So these questions exist and they beg to be answered: What is right? What is truth?

I do know this, despite my addiction to wanting to appear to be right, I do not have a corner on truth and righteousness. Just because I want to do what is right does not always make me right.

When I began to think about this conundrum, I was well aware of a number of contentious issues that were being highlighted in media and social media arguments. I wanted to know the RIGHT answers, and wished I could contribute from a place of some authority.  But I am not an authority on everything that needs to be examined—theology, psychology, philosophy, scientific research etc. I know stuff, but not everything there is to know. Still I was troubled by what was being presented. I took out my notebook and began a list of contentious issues that are bound to raise hackles, if not passions. By the time I had finished the list, there were twenty-two issues written down. Over half of them were social issues represented by social justice groups. Now despite the fact that you might wish me to publish this list of contentious issues, I do not intend to, and this is the reason why:

Religious groups often feel they must take a ‘position’ on these issues, and that these positions must be made clear. This often throws fuel on the fire, and manages to end up burning not only the members of the religious groups, but also the folks affected by the issues. 

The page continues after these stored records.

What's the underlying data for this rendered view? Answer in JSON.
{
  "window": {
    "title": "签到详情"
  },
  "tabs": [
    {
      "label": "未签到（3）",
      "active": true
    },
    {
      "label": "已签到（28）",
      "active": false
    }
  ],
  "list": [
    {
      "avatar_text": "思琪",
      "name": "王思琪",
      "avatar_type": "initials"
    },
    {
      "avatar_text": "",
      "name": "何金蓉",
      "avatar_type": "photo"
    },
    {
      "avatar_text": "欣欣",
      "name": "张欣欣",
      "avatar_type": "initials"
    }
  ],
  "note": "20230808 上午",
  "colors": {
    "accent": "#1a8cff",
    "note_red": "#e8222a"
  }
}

Let me draw a picture so we can have a look at what is happening in our current western society.

Imagine a whole group of people in a large open space room, and that you are amongst the crowd. The four corners of the room are designated corners to represent your opinion or position on any given issue. For the sake of the exercise, I am going to label the corners as follows:

  • Right winged, conservative, fundamentalist
  • Left winged, secular, liberalist
  • ‘I want to do what is right, but with so many arguments I’m not sure’ (uncertain)
  • The footy is on. Have you ordered the pizza? (indifferent)

 I call out an issue, and you go to the corner that best represents your thoughts and stand on that issue.

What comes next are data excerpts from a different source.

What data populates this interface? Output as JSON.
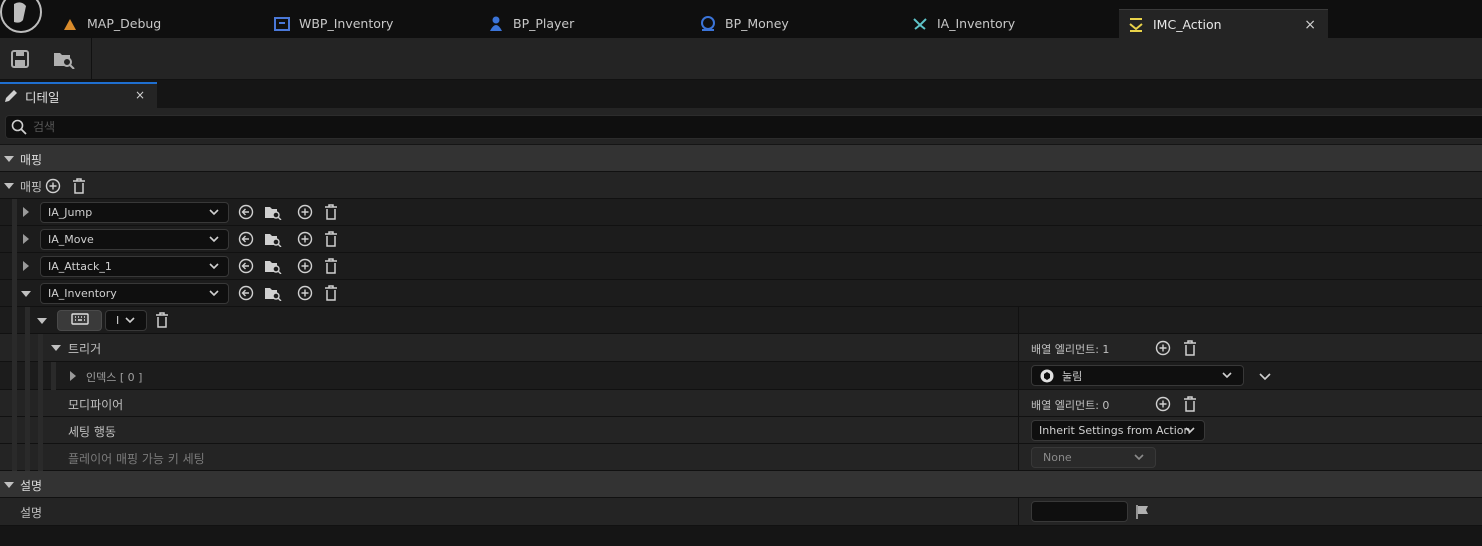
{
  "tabs": [
    {
      "label": "MAP_Debug",
      "icon": "level-map-icon"
    },
    {
      "label": "WBP_Inventory",
      "icon": "widget-blueprint-icon"
    },
    {
      "label": "BP_Player",
      "icon": "character-blueprint-icon"
    },
    {
      "label": "BP_Money",
      "icon": "actor-blueprint-icon"
    },
    {
      "label": "IA_Inventory",
      "icon": "input-action-icon"
    },
    {
      "label": "IMC_Action",
      "icon": "input-mapping-context-icon",
      "close": "×"
    }
  ],
  "toolbar": {
    "buttons": [
      "save-icon",
      "browse-to-asset-icon"
    ]
  },
  "details_panel": {
    "title": "디테일",
    "close": "×"
  },
  "search": {
    "placeholder": "검색"
  },
  "sections": {
    "mapping_category": "매핑",
    "mappings_array_label": "매핑",
    "description_category": "설명"
  },
  "mappings": [
    {
      "action": "IA_Jump"
    },
    {
      "action": "IA_Move"
    },
    {
      "action": "IA_Attack_1"
    },
    {
      "action": "IA_Inventory"
    }
  ],
  "expanded_mapping": {
    "key_value": "I",
    "triggers": {
      "label": "트리거",
      "count_text": "배열 엘리먼트: 1"
    },
    "trigger_index": {
      "label": "인덱스 [ 0 ]",
      "value": "눌림"
    },
    "modifiers": {
      "label": "모디파이어",
      "count_text": "배열 엘리먼트: 0"
    },
    "setting_behavior": {
      "label": "세팅 행동",
      "value": "Inherit Settings from Action"
    },
    "player_mappable": {
      "label": "플레이어 매핑 가능 키 세팅",
      "value": "None"
    }
  },
  "description": {
    "label": "설명",
    "value": ""
  },
  "colors": {
    "accent": "#1f6fd0",
    "panel": "#242424",
    "category": "#333333",
    "background": "#151515"
  }
}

From my observation of social media and some news reports, most of the issues I have written down on my list are not only contentious, they are polarised. That is to say, extreme groups quickly form in opposite corners and are often angry, aggressive and sometimes violent. Including right-winged conservative Christians, who can sometimes use violent words. Folks in the uncertain group seem to stand on the edges, anxiously wringing their hands, wanting to make things right, not knowing how, thinking at best, they might avoid a fight. Folks in the indifferent corner get busy with whatever they have at hand to distract them.

That place in the middle is a war zone. This is a place where folks should be able to come to discuss and reason, but alas, you enter at your own risk. Some of the responses to blog posts and media reports that I have read have been ugly and vicious, and certainly make me think twice before opening my big mouth and offering an opinion.  I have observed that when an action or comment has been judged as offensive or insensitive by one group, the other group rises up in anger—lighted torches and pitch forks in hand to kill the beast.  The various news media groups replay certain words, pictures and footage over and over again, not to soothe the savage beast, but to infuriate and stir the issue. It sells papers and gets ratings—and it fairly burns in cyber world as the passions of social media users boil over and spew acid and venom.

Here is another little secret, I not only like to be right, I like being liked. I have opinions and ideas about various matters, but that place in the middle is not a stable or safe place to talk. People lose perspective quickly, and words are often said that become attacks on character. Sometimes I think it is safer to just watch the footy and eat pizza.

Social Justice: The Good, The Bad and The Ugly

So, getting back to that list of contentious issues that I wrote. I hear you ask, ‘What’s on that list?’

Like I’m going to say…! By this time, I would guess every reader would have mentally come up with at least three or four.

All right, for the sake of the exercise, I am going to try just one:

 Global warming and climate change.

Be honest, did you immediately feel as if you would gravitate to one of these corners? Did you feel your hackles rise? Are you ready to rant?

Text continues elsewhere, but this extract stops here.